Banksy art sold for $60 on New York street

Stall sells signed works worth tens of thousands to unsuspecting buyers

Work from street artist Banksy is seen through a chain link fence last week in the Lower East Side neighbourhood of New York City.Photograph: Andrew Burton/Getty Images

Work from street artist Banksy is seen through a chain link fence last week in the Lower East Side neighbourhood of New York City.Photograph: Andrew Burton/Getty Images

Mon, Oct 14, 2013, 12:37

Signed canvases worth tens of thousands of euro by elusive British artist Banksy were sold at a stall on the New York streets for just $60 (€44) in recent days.
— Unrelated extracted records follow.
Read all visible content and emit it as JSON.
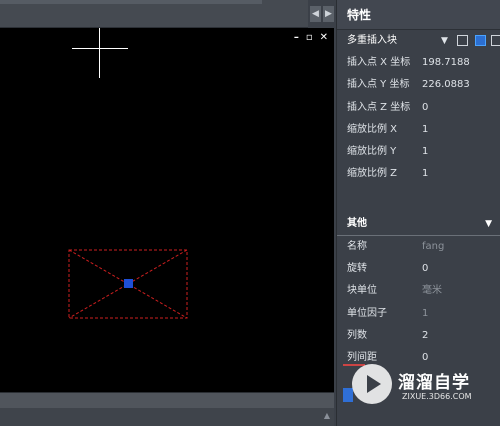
{
  "canvas": {
    "window_buttons": [
      "–",
      "▫",
      "✕"
    ]
  },
  "panel": {
    "title": "特性",
    "selector": "多重插入块",
    "geometry_rows": [
      {
        "label": "插入点 X 坐标",
        "value": "198.7188"
      },
      {
        "label": "插入点 Y 坐标",
        "value": "226.0883"
      },
      {
        "label": "插入点 Z 坐标",
        "value": "0"
      },
      {
        "label": "缩放比例 X",
        "value": "1"
      },
      {
        "label": "缩放比例 Y",
        "value": "1"
      },
      {
        "label": "缩放比例 Z",
        "value": "1"
      }
    ],
    "other_section": "其他",
    "other_rows": [
      {
        "label": "名称",
        "value": "fang",
        "dim": true
      },
      {
        "label": "旋转",
        "value": "0",
        "dim": false
      },
      {
        "label": "块单位",
        "value": "毫米",
        "dim": true
      },
      {
        "label": "单位因子",
        "value": "1",
        "dim": true
      },
      {
        "label": "列数",
        "value": "2",
        "dim": false
      },
      {
        "label": "列间距",
        "value": "0",
        "dim": false
      }
    ]
  },
  "watermark": {
    "title": "溜溜自学",
    "url": "ZIXUE.3D66.COM"
  },
  "colors": {
    "canvas_bg": "#000000",
    "panel_bg": "#3b4048",
    "block_outline": "#cc1f1f",
    "grip": "#1f4fd6"
  }
}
Unbeknownst to those passing by a Central Park “spray art” stall, the works on display, which looked like copies of Banksy’s works, were originals.

In a video post on his website dated October 13th Banksy wrote: “ Yesterday I set up a stall in the park selling 100 per cent authentic original signed Banksy canvases. For $60 each.”

Video: Banksy street stall

Just three people bought the black and white Banksy bargain works from the older man at the stall over the course of a day.

The video shows the man sitting at the stall, titled “Spray Art”, for most of the day with no customers as people pass. At 3.30pm the stall made its first sale as a woman bought two small canvasses for her children, negotiating them down to half price.

At 4pm a woman from New Zealand bought two of the art works. At 5.30pm a man from Chicago bought four. According to the video commentary he was decorating his house and said he “just needs something for the walls”. By 6pm the Banksy “spray art” stall closed with a total taking of $420.

However New Yorkers hoping get another chance to buy cut-price art will be disappointed. Banksy said this was a once off , writing “Please note: This was a one off. The stall will not be there again today.”

Earlier this month the graffiti artists announced on his website that he is undertaking “an artist’s residency on the streets of New York”.

Although he is not providing exact locations, those who spot the graffiti are spreading the word online to aid other fans in the treasure hunt.

Banksy, who refuses to give his real name,began his career in Bristol spray-painting local buildings. His works now fetch thousands of euro around the world, but many of his street paintings have been defaced, destroyed or removed.